I like the smile on Satan's face in the last panel. It makes me laugh.
I am not still working on "The Five People You Meet in Heaven," by the way. I started it a couple years ago and quit because it was just too, too cheesy. I cited it here because I wanted a book title that would call to mind superficial, fluffy literature -- the antithesis of the Koran, in the other words -- and "The Five People" fit the bill nicely.
At BYU, I took a class called "Islam and the Gospel," "the Gospel" being Christianity in general and Mormonism specifically. This was pre-9/11; I imagine the class feels even more urgent and relevant (not to mention crowded) today. Sadly, I remember very little from the course, apart from a few vocabulary words.
Up until May 3, 2007, I had a Far Side comic instead of a Ziggy, employing the same joke.

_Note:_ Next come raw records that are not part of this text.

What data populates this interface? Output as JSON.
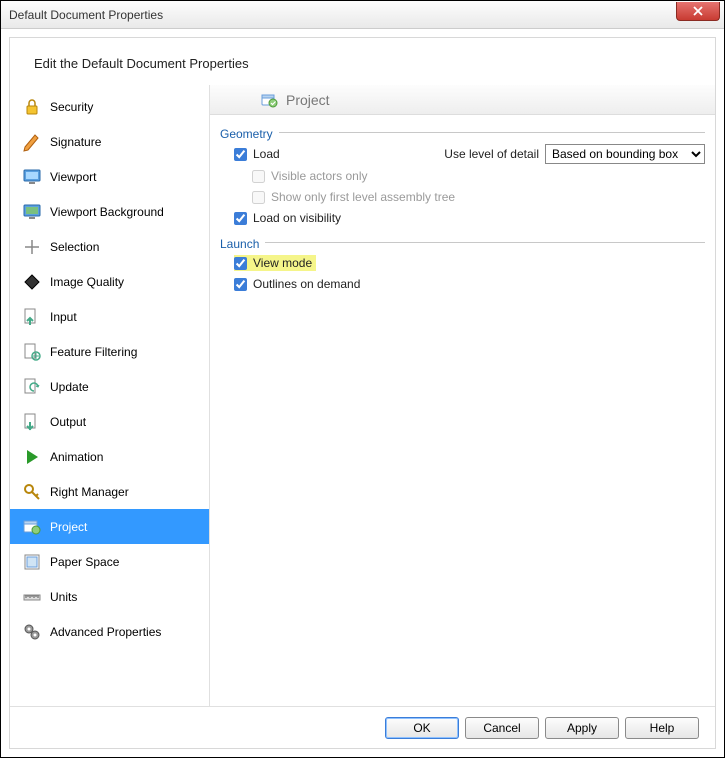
{
  "window": {
    "title": "Default Document Properties"
  },
  "heading": "Edit the Default Document Properties",
  "sidebar": {
    "items": [
      {
        "label": "Security",
        "icon": "lock"
      },
      {
        "label": "Signature",
        "icon": "pen"
      },
      {
        "label": "Viewport",
        "icon": "monitor"
      },
      {
        "label": "Viewport Background",
        "icon": "monitor-bg"
      },
      {
        "label": "Selection",
        "icon": "plus"
      },
      {
        "label": "Image Quality",
        "icon": "diamond"
      },
      {
        "label": "Input",
        "icon": "input"
      },
      {
        "label": "Feature Filtering",
        "icon": "filter"
      },
      {
        "label": "Update",
        "icon": "update"
      },
      {
        "label": "Output",
        "icon": "output"
      },
      {
        "label": "Animation",
        "icon": "play"
      },
      {
        "label": "Right Manager",
        "icon": "key"
      },
      {
        "label": "Project",
        "icon": "project",
        "selected": true
      },
      {
        "label": "Paper Space",
        "icon": "paper"
      },
      {
        "label": "Units",
        "icon": "ruler"
      },
      {
        "label": "Advanced Properties",
        "icon": "gears"
      }
    ]
  },
  "panel": {
    "title": "Project",
    "geometry": {
      "label": "Geometry",
      "load": {
        "label": "Load",
        "checked": true
      },
      "visibleOnly": {
        "label": "Visible actors only",
        "checked": false,
        "disabled": true
      },
      "showFirstLevel": {
        "label": "Show only first level assembly tree",
        "checked": false,
        "disabled": true
      },
      "loadOnVisibility": {
        "label": "Load on visibility",
        "checked": true
      },
      "detailLabel": "Use level of detail",
      "detailValue": "Based on bounding box"
    },
    "launch": {
      "label": "Launch",
      "viewMode": {
        "label": "View mode",
        "checked": true,
        "highlight": true
      },
      "outlines": {
        "label": "Outlines on demand",
        "checked": true
      }
    }
  },
  "buttons": {
    "ok": "OK",
    "cancel": "Cancel",
    "apply": "Apply",
    "help": "Help"
  }
}
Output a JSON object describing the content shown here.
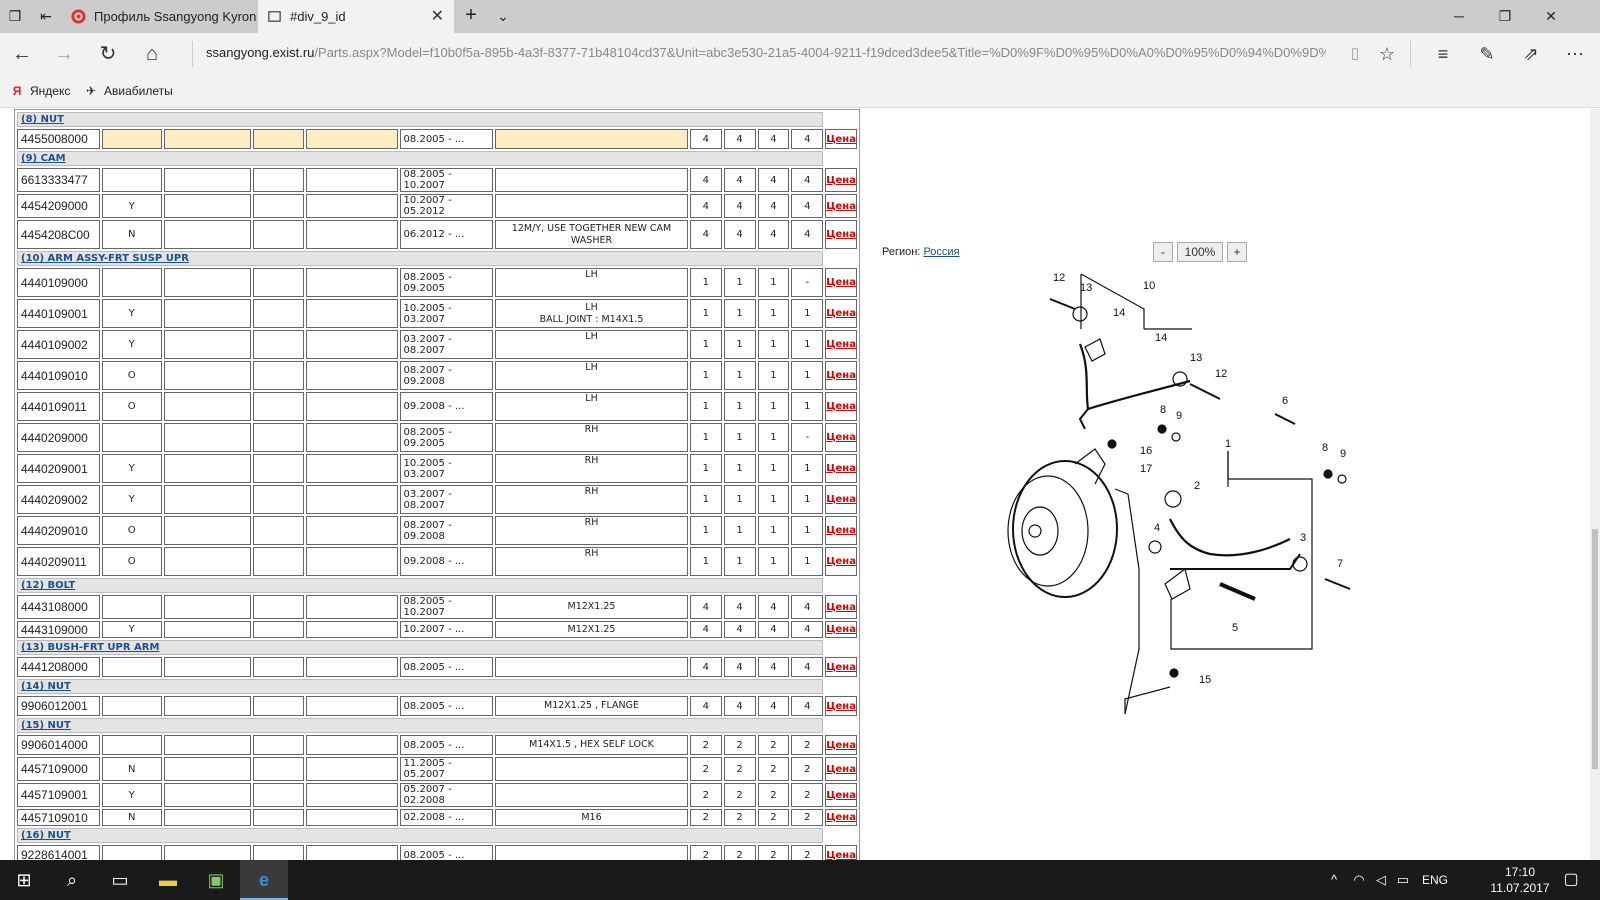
{
  "browser": {
    "tabs": [
      {
        "title": "Профиль Ssangyong Kyron",
        "active": false
      },
      {
        "title": "#div_9_id",
        "active": true
      }
    ],
    "url_host": "ssangyong.exist.ru",
    "url_path": "/Parts.aspx?Model=f10b0f5a-895b-4a3f-8377-71b48104cd37&Unit=abc3e530-21a5-4004-9211-f19dced3dee5&Title=%D0%9F%D0%95%D0%A0%D0%95%D0%94%D0%9D%D0",
    "favorites": [
      {
        "label": "Яндекс"
      },
      {
        "label": "Авиабилеты"
      }
    ]
  },
  "parts": {
    "price_label": "Цена",
    "groups": [
      {
        "header": "(8)    NUT",
        "rows": [
          {
            "pn": "4455008000",
            "c2": "",
            "date": "08.2005 - ...",
            "note": "",
            "q": [
              "4",
              "4",
              "4",
              "4"
            ],
            "hl": true,
            "h": 20
          }
        ]
      },
      {
        "header": "(9)    CAM",
        "rows": [
          {
            "pn": "6613333477",
            "c2": "",
            "date": "08.2005 - 10.2007",
            "note": "",
            "q": [
              "4",
              "4",
              "4",
              "4"
            ],
            "h": 20
          },
          {
            "pn": "4454209000",
            "c2": "Y",
            "date": "10.2007 - 05.2012",
            "note": "",
            "q": [
              "4",
              "4",
              "4",
              "4"
            ],
            "h": 20
          },
          {
            "pn": "4454208C00",
            "c2": "N",
            "date": "06.2012 - ...",
            "note": "12M/Y, USE TOGETHER NEW CAM WASHER",
            "q": [
              "4",
              "4",
              "4",
              "4"
            ],
            "h": 29
          }
        ]
      },
      {
        "header": "(10)    ARM ASSY-FRT SUSP UPR",
        "rows": [
          {
            "pn": "4440109000",
            "c2": "",
            "date": "08.2005 - 09.2005",
            "note": "LH",
            "q": [
              "1",
              "1",
              "1",
              "-"
            ],
            "h": 29,
            "top": true
          },
          {
            "pn": "4440109001",
            "c2": "Y",
            "date": "10.2005 - 03.2007",
            "note": "LH\nBALL JOINT : M14X1.5",
            "q": [
              "1",
              "1",
              "1",
              "1"
            ],
            "h": 29
          },
          {
            "pn": "4440109002",
            "c2": "Y",
            "date": "03.2007 - 08.2007",
            "note": "LH",
            "q": [
              "1",
              "1",
              "1",
              "1"
            ],
            "h": 29,
            "top": true
          },
          {
            "pn": "4440109010",
            "c2": "O",
            "date": "08.2007 - 09.2008",
            "note": "LH",
            "q": [
              "1",
              "1",
              "1",
              "1"
            ],
            "h": 29,
            "top": true
          },
          {
            "pn": "4440109011",
            "c2": "O",
            "date": "09.2008 - ...",
            "note": "LH",
            "q": [
              "1",
              "1",
              "1",
              "1"
            ],
            "h": 29,
            "top": true
          },
          {
            "pn": "4440209000",
            "c2": "",
            "date": "08.2005 - 09.2005",
            "note": "RH",
            "q": [
              "1",
              "1",
              "1",
              "-"
            ],
            "h": 29,
            "top": true
          },
          {
            "pn": "4440209001",
            "c2": "Y",
            "date": "10.2005 - 03.2007",
            "note": "RH",
            "q": [
              "1",
              "1",
              "1",
              "1"
            ],
            "h": 29,
            "top": true
          },
          {
            "pn": "4440209002",
            "c2": "Y",
            "date": "03.2007 - 08.2007",
            "note": "RH",
            "q": [
              "1",
              "1",
              "1",
              "1"
            ],
            "h": 29,
            "top": true
          },
          {
            "pn": "4440209010",
            "c2": "O",
            "date": "08.2007 - 09.2008",
            "note": "RH",
            "q": [
              "1",
              "1",
              "1",
              "1"
            ],
            "h": 29,
            "top": true
          },
          {
            "pn": "4440209011",
            "c2": "O",
            "date": "09.2008 - ...",
            "note": "RH",
            "q": [
              "1",
              "1",
              "1",
              "1"
            ],
            "h": 29,
            "top": true
          }
        ]
      },
      {
        "header": "(12)    BOLT",
        "rows": [
          {
            "pn": "4443108000",
            "c2": "",
            "date": "08.2005 - 10.2007",
            "note": "M12X1.25",
            "q": [
              "4",
              "4",
              "4",
              "4"
            ],
            "h": 17
          },
          {
            "pn": "4443109000",
            "c2": "Y",
            "date": "10.2007 - ...",
            "note": "M12X1.25",
            "q": [
              "4",
              "4",
              "4",
              "4"
            ],
            "h": 17
          }
        ]
      },
      {
        "header": "(13)    BUSH-FRT UPR ARM",
        "rows": [
          {
            "pn": "4441208000",
            "c2": "",
            "date": "08.2005 - ...",
            "note": "",
            "q": [
              "4",
              "4",
              "4",
              "4"
            ],
            "h": 20
          }
        ]
      },
      {
        "header": "(14)    NUT",
        "rows": [
          {
            "pn": "9906012001",
            "c2": "",
            "date": "08.2005 - ...",
            "note": "M12X1.25 , FLANGE",
            "q": [
              "4",
              "4",
              "4",
              "4"
            ],
            "h": 20
          }
        ]
      },
      {
        "header": "(15)    NUT",
        "rows": [
          {
            "pn": "9906014000",
            "c2": "",
            "date": "08.2005 - ...",
            "note": "M14X1.5 , HEX SELF LOCK",
            "q": [
              "2",
              "2",
              "2",
              "2"
            ],
            "h": 20
          },
          {
            "pn": "4457109000",
            "c2": "N",
            "date": "11.2005 - 05.2007",
            "note": "",
            "q": [
              "2",
              "2",
              "2",
              "2"
            ],
            "h": 17
          },
          {
            "pn": "4457109001",
            "c2": "Y",
            "date": "05.2007 - 02.2008",
            "note": "",
            "q": [
              "2",
              "2",
              "2",
              "2"
            ],
            "h": 17
          },
          {
            "pn": "4457109010",
            "c2": "N",
            "date": "02.2008 - ...",
            "note": "M16",
            "q": [
              "2",
              "2",
              "2",
              "2"
            ],
            "h": 17
          }
        ]
      },
      {
        "header": "(16)    NUT",
        "rows": [
          {
            "pn": "9228614001",
            "c2": "",
            "date": "08.2005 - ...",
            "note": "",
            "q": [
              "2",
              "2",
              "2",
              "2"
            ],
            "h": 20
          }
        ]
      }
    ]
  },
  "viewer": {
    "region_label": "Регион:",
    "region_value": "Россия",
    "zoom_minus": "-",
    "zoom_value": "100%",
    "zoom_plus": "+",
    "callouts": [
      "12",
      "13",
      "10",
      "14",
      "14",
      "13",
      "12",
      "6",
      "8",
      "9",
      "1",
      "16",
      "17",
      "8",
      "9",
      "2",
      "4",
      "3",
      "7",
      "5",
      "15"
    ]
  },
  "taskbar": {
    "lang": "ENG",
    "time": "17:10",
    "date": "11.07.2017"
  }
}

It was the one called "Inconvenience stores," where everything is on a really, really high shelf, and a little kid is looking up at it. I labeled the kid "(MOHAMMED)." But on May 3, 2007, I got a cease-and-desist e-mail from Gary Larson's lawyers! My first C&D ever! It read as follows:
Attached was, indeed, a form letter from Gary Larson himself:
Now, it's possible that a court might construe my use of the comic as a parody and therefore allowable. However, parody generally means creating something new that is merely similar to something else, as a means of spoofing it. But what I had done didn't involve any "creating"; it's the actual, original Far Side comic, and I've merely added a word to it. Had I re-drawn a Far Side myself -- even one made to look very similar to the original -- I'd have been fine. But that wasn't the case, and it wasn't worth fighting over, and Larson and his lawyers were polite enough about it, so I replaced it with a Ziggy in the hopes that Ziggy's lawyers are less diligent then Gary Larson's.
My use of the Family Circus panels is equally infringe-y, but so far neither Bil Keane's lawyers nor his son Billy's lawyers have contacted me.